Kids are left with the impression that science (the body of information) is just another set of beliefs. And as we see from the massive diversity of sects just within one major branch of one religion, this implies that anyone can just make up any old rubbish they like, and then set about collecting disciples, adherents, and evangelists to believe it and spread the word. The criteria for success are having as many adherents as possible; Having evangelical zeal, to accrue still more adherents to your position; And most importantly of all, having a book.

Science (the body of information) is taught this way in schools. So it's hardly surprising that so much pseudoscience arises amongst those with limited exposure to science as a methodology, rather than as a body of information.

This fundamental failure to grasp what science (the methodology) is, or how science (the body of information) came to be, and how it can be (and constantly is) changed as new observations are made and new experiments carried out, is at the root of the problem here.

We can talk about free will, eyes as sense organs, how light works, etc., etc., until the cows freeze over, and it won't change a thing - because peacegirl is not on the same page as the rest of us. Peacegirl doesn't understand that science differs in any important way from theology, and so is determined to win her argument on the basis of theological rhetoric. She has a new book, and wants it to replace, or supplement, the old book. Because she thinks that's how knowledge works.

She does not, and perhaps cannot, grasp that the science books we use are not books of power, but are mere aide-mémoires that tally the current state of the game.

Replacing Newton's Optiks, or Einstein's General Relativity, or Maxwell's Electromagnetic Equations, with a new book of wondrous claims is not only difficult; It is futile.
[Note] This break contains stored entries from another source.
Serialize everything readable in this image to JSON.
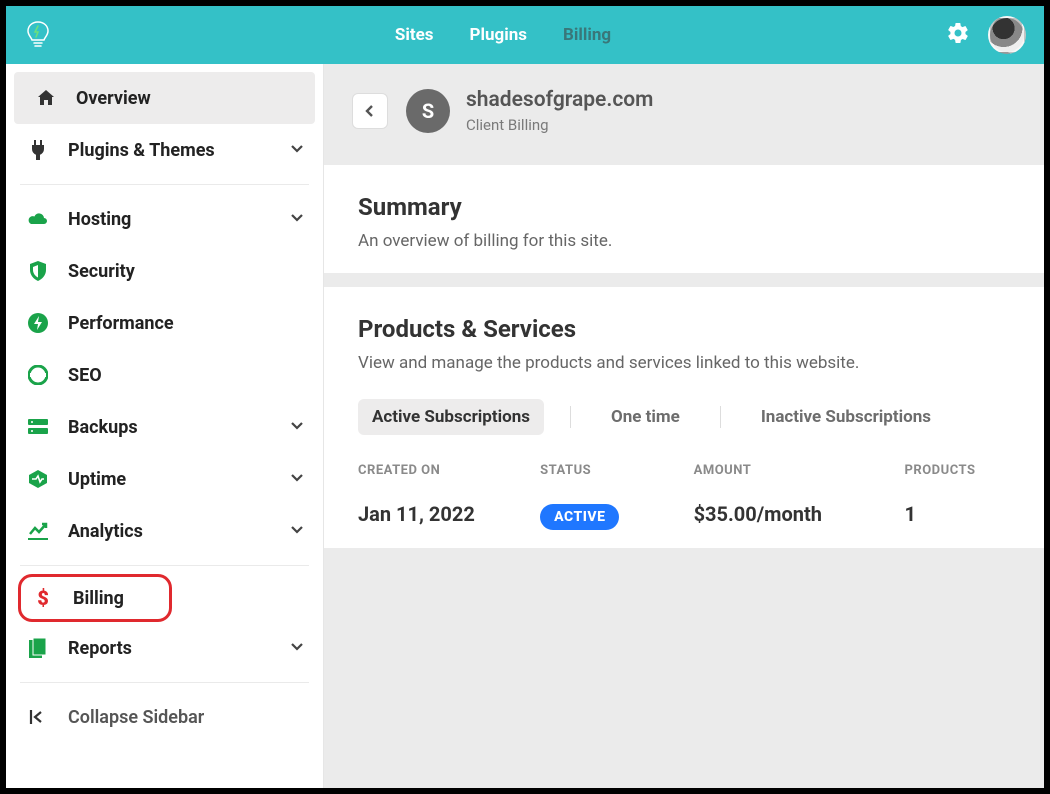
{
  "topnav": {
    "items": [
      {
        "label": "Sites",
        "active": false
      },
      {
        "label": "Plugins",
        "active": false
      },
      {
        "label": "Billing",
        "active": true
      }
    ]
  },
  "sidebar": {
    "overview": "Overview",
    "plugins_themes": "Plugins & Themes",
    "hosting": "Hosting",
    "security": "Security",
    "performance": "Performance",
    "seo": "SEO",
    "backups": "Backups",
    "uptime": "Uptime",
    "analytics": "Analytics",
    "billing": "Billing",
    "reports": "Reports",
    "collapse": "Collapse Sidebar"
  },
  "header": {
    "site_initial": "S",
    "site_name": "shadesofgrape.com",
    "breadcrumb": "Client Billing"
  },
  "summary": {
    "title": "Summary",
    "desc": "An overview of billing for this site."
  },
  "products": {
    "title": "Products & Services",
    "desc": "View and manage the products and services linked to this website.",
    "tabs": {
      "active_subs": "Active Subscriptions",
      "one_time": "One time",
      "inactive_subs": "Inactive Subscriptions"
    },
    "columns": {
      "created": "CREATED ON",
      "status": "STATUS",
      "amount": "AMOUNT",
      "products": "PRODUCTS"
    },
    "rows": [
      {
        "created": "Jan 11, 2022",
        "status_label": "ACTIVE",
        "amount": "$35.00/month",
        "products": "1"
      }
    ]
  }
}
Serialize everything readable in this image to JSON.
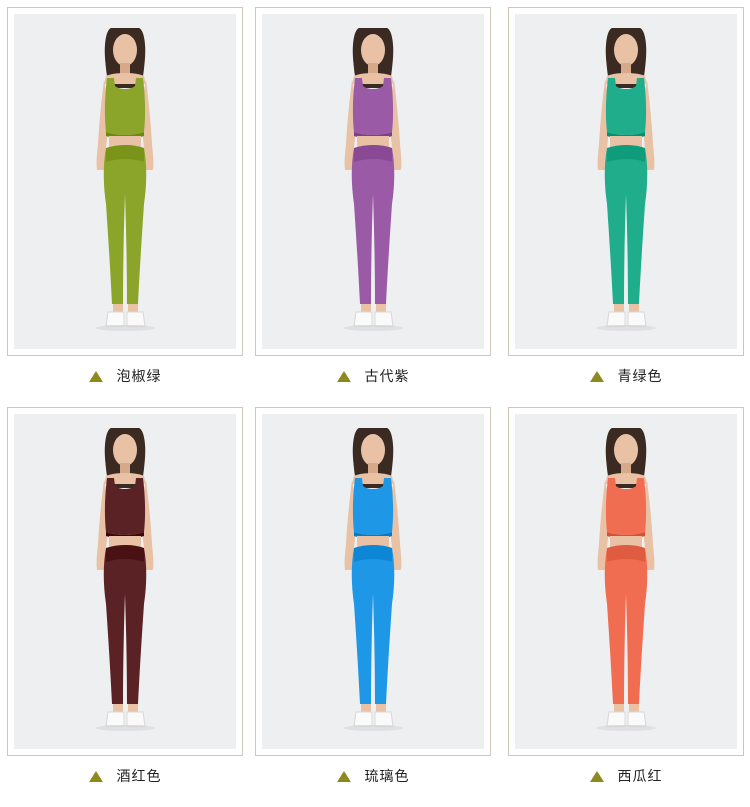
{
  "products": [
    {
      "label": "泡椒绿",
      "color": "#8aa52a",
      "icon": "triangle-up-icon"
    },
    {
      "label": "古代紫",
      "color": "#9a5aa5",
      "icon": "triangle-up-icon"
    },
    {
      "label": "青绿色",
      "color": "#1fad8c",
      "icon": "triangle-up-icon"
    },
    {
      "label": "酒红色",
      "color": "#5b2226",
      "icon": "triangle-up-icon"
    },
    {
      "label": "琉璃色",
      "color": "#1e98e6",
      "icon": "triangle-up-icon"
    },
    {
      "label": "西瓜红",
      "color": "#f06d52",
      "icon": "triangle-up-icon"
    }
  ],
  "colors": {
    "triangle": "#8c8a1c",
    "frame_border": "#cfc7b8",
    "photo_bg": "#eeeff1"
  }
}
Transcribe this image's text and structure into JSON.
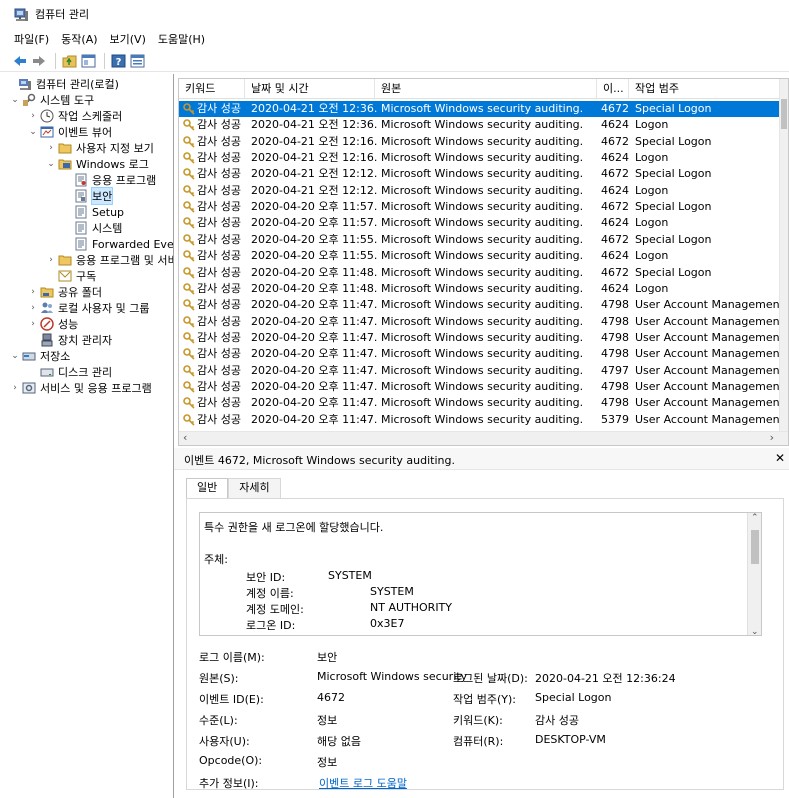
{
  "window": {
    "title": "컴퓨터 관리"
  },
  "menu": [
    "파일(F)",
    "동작(A)",
    "보기(V)",
    "도움말(H)"
  ],
  "toolbar": {
    "icons": [
      "back-arrow-icon",
      "forward-arrow-icon",
      "up-folder-icon",
      "console-tree-icon",
      "help-icon",
      "properties-icon"
    ]
  },
  "tree": [
    {
      "label": "컴퓨터 관리(로컬)",
      "icon": "computer-management-icon"
    },
    {
      "label": "시스템 도구",
      "icon": "system-tools-icon"
    },
    {
      "label": "작업 스케줄러",
      "icon": "clock-icon"
    },
    {
      "label": "이벤트 뷰어",
      "icon": "event-viewer-icon"
    },
    {
      "label": "사용자 지정 보기",
      "icon": "folder-icon"
    },
    {
      "label": "Windows 로그",
      "icon": "folder-icon"
    },
    {
      "label": "응용 프로그램",
      "icon": "log-icon"
    },
    {
      "label": "보안",
      "icon": "log-icon"
    },
    {
      "label": "Setup",
      "icon": "log-icon"
    },
    {
      "label": "시스템",
      "icon": "log-icon"
    },
    {
      "label": "Forwarded Events",
      "icon": "log-icon"
    },
    {
      "label": "응용 프로그램 및 서비스 로그",
      "icon": "folder-icon"
    },
    {
      "label": "구독",
      "icon": "subscription-icon"
    },
    {
      "label": "공유 폴더",
      "icon": "shared-folder-icon"
    },
    {
      "label": "로컬 사용자 및 그룹",
      "icon": "users-icon"
    },
    {
      "label": "성능",
      "icon": "performance-icon"
    },
    {
      "label": "장치 관리자",
      "icon": "device-manager-icon"
    },
    {
      "label": "저장소",
      "icon": "storage-icon"
    },
    {
      "label": "디스크 관리",
      "icon": "disk-icon"
    },
    {
      "label": "서비스 및 응용 프로그램",
      "icon": "services-icon"
    }
  ],
  "table": {
    "columns": [
      "키워드",
      "날짜 및 시간",
      "원본",
      "이...",
      "작업 범주"
    ],
    "rows": [
      [
        "감사 성공",
        "2020-04-21 오전 12:36...",
        "Microsoft Windows security auditing.",
        "4672",
        "Special Logon"
      ],
      [
        "감사 성공",
        "2020-04-21 오전 12:36...",
        "Microsoft Windows security auditing.",
        "4624",
        "Logon"
      ],
      [
        "감사 성공",
        "2020-04-21 오전 12:16...",
        "Microsoft Windows security auditing.",
        "4672",
        "Special Logon"
      ],
      [
        "감사 성공",
        "2020-04-21 오전 12:16...",
        "Microsoft Windows security auditing.",
        "4624",
        "Logon"
      ],
      [
        "감사 성공",
        "2020-04-21 오전 12:12...",
        "Microsoft Windows security auditing.",
        "4672",
        "Special Logon"
      ],
      [
        "감사 성공",
        "2020-04-21 오전 12:12...",
        "Microsoft Windows security auditing.",
        "4624",
        "Logon"
      ],
      [
        "감사 성공",
        "2020-04-20 오후 11:57...",
        "Microsoft Windows security auditing.",
        "4672",
        "Special Logon"
      ],
      [
        "감사 성공",
        "2020-04-20 오후 11:57...",
        "Microsoft Windows security auditing.",
        "4624",
        "Logon"
      ],
      [
        "감사 성공",
        "2020-04-20 오후 11:55...",
        "Microsoft Windows security auditing.",
        "4672",
        "Special Logon"
      ],
      [
        "감사 성공",
        "2020-04-20 오후 11:55...",
        "Microsoft Windows security auditing.",
        "4624",
        "Logon"
      ],
      [
        "감사 성공",
        "2020-04-20 오후 11:48...",
        "Microsoft Windows security auditing.",
        "4672",
        "Special Logon"
      ],
      [
        "감사 성공",
        "2020-04-20 오후 11:48...",
        "Microsoft Windows security auditing.",
        "4624",
        "Logon"
      ],
      [
        "감사 성공",
        "2020-04-20 오후 11:47...",
        "Microsoft Windows security auditing.",
        "4798",
        "User Account Management"
      ],
      [
        "감사 성공",
        "2020-04-20 오후 11:47...",
        "Microsoft Windows security auditing.",
        "4798",
        "User Account Management"
      ],
      [
        "감사 성공",
        "2020-04-20 오후 11:47...",
        "Microsoft Windows security auditing.",
        "4798",
        "User Account Management"
      ],
      [
        "감사 성공",
        "2020-04-20 오후 11:47...",
        "Microsoft Windows security auditing.",
        "4798",
        "User Account Management"
      ],
      [
        "감사 성공",
        "2020-04-20 오후 11:47...",
        "Microsoft Windows security auditing.",
        "4797",
        "User Account Management"
      ],
      [
        "감사 성공",
        "2020-04-20 오후 11:47...",
        "Microsoft Windows security auditing.",
        "4798",
        "User Account Management"
      ],
      [
        "감사 성공",
        "2020-04-20 오후 11:47...",
        "Microsoft Windows security auditing.",
        "4798",
        "User Account Management"
      ],
      [
        "감사 성공",
        "2020-04-20 오후 11:47...",
        "Microsoft Windows security auditing.",
        "5379",
        "User Account Management"
      ]
    ]
  },
  "detail": {
    "title": "이벤트 4672, Microsoft Windows security auditing.",
    "tabs": [
      "일반",
      "자세히"
    ],
    "message": {
      "line1": "특수 권한을 새 로그온에 할당했습니다.",
      "subject_label": "주체:",
      "security_id_label": "보안 ID:",
      "security_id": "SYSTEM",
      "account_name_label": "계정 이름:",
      "account_name": "SYSTEM",
      "account_domain_label": "계정 도메인:",
      "account_domain": "NT AUTHORITY",
      "logon_id_label": "로그온 ID:",
      "logon_id": "0x3E7"
    },
    "props": {
      "log_name_label": "로그 이름(M):",
      "log_name": "보안",
      "source_label": "원본(S):",
      "source": "Microsoft Windows security",
      "logged_label": "로그된 날짜(D):",
      "logged": "2020-04-21 오전 12:36:24",
      "event_id_label": "이벤트 ID(E):",
      "event_id": "4672",
      "category_label": "작업 범주(Y):",
      "category": "Special Logon",
      "level_label": "수준(L):",
      "level": "정보",
      "keywords_label": "키워드(K):",
      "keywords": "감사 성공",
      "user_label": "사용자(U):",
      "user": "해당 없음",
      "computer_label": "컴퓨터(R):",
      "computer": "DESKTOP-VM",
      "opcode_label": "Opcode(O):",
      "opcode": "정보",
      "more_info_label": "추가 정보(I):",
      "more_info_link": "이벤트 로그 도움말"
    }
  },
  "colors": {
    "selection": "#0078d7",
    "link": "#0066cc",
    "tree_highlight": "#cce8ff"
  }
}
No part of science (the methodology) is beholden to books of science (the body of information); Unlike in literally every other educational discipline*, in science the relationship is reversed.

The body of work derives from, and is entirely subservient to, the methodology. You can subvert a church by replacing its Bible with a new work (a Koran, or a Book of Mormon, or the scribblings of L. Ron Hubbard, or of Lessans, or of anyone). But you can only subvert science (the body of information) by following the scientific method - and if a change is shown by that method to be required, the science books are all rendered obsolete at a stroke. There are no sects or splinter groups - only people who have abandoned the scientific methodology, and thereby rendered themselves irrelevant.

The methodology is simple. Hypotheses, rigorously tested against repeatable and universally testable observations, and those shown to be false, discarded.

If you want to change science (the body of information) it is simple (but not easy): Just detail an observation that anyone else can make for themselves, which demonstrates that a part of that body of information is false.

Be aware that trust is not a part of science (the methodology). No scientist trusts anyone, particularly not himself.

The question is not "should we trust Newton, or should we trust Lessans?". The question is "Which of these two has given us the details needed to repeat his work, and surprise ourselves into agreeing with his answers, starting from a provisional assumption that his answers are bullshit?"

Newton has done that. You don't need to take his word for anything, and he doesn't ask you to; He has provided a detailed set of procedures for proving him wrong, and invites you to give it your best shot, either using his procedure, or coming up with your own. That, right there, is science.







* The very word 'discipline', meaning 'a field of study', carries the historical baggage of the idea that one learns by rote, from infallible books, whereby error arises only from incorrect reading or interpretation of the sacred text. Science ain't like that, but primary education usually acts as though it were.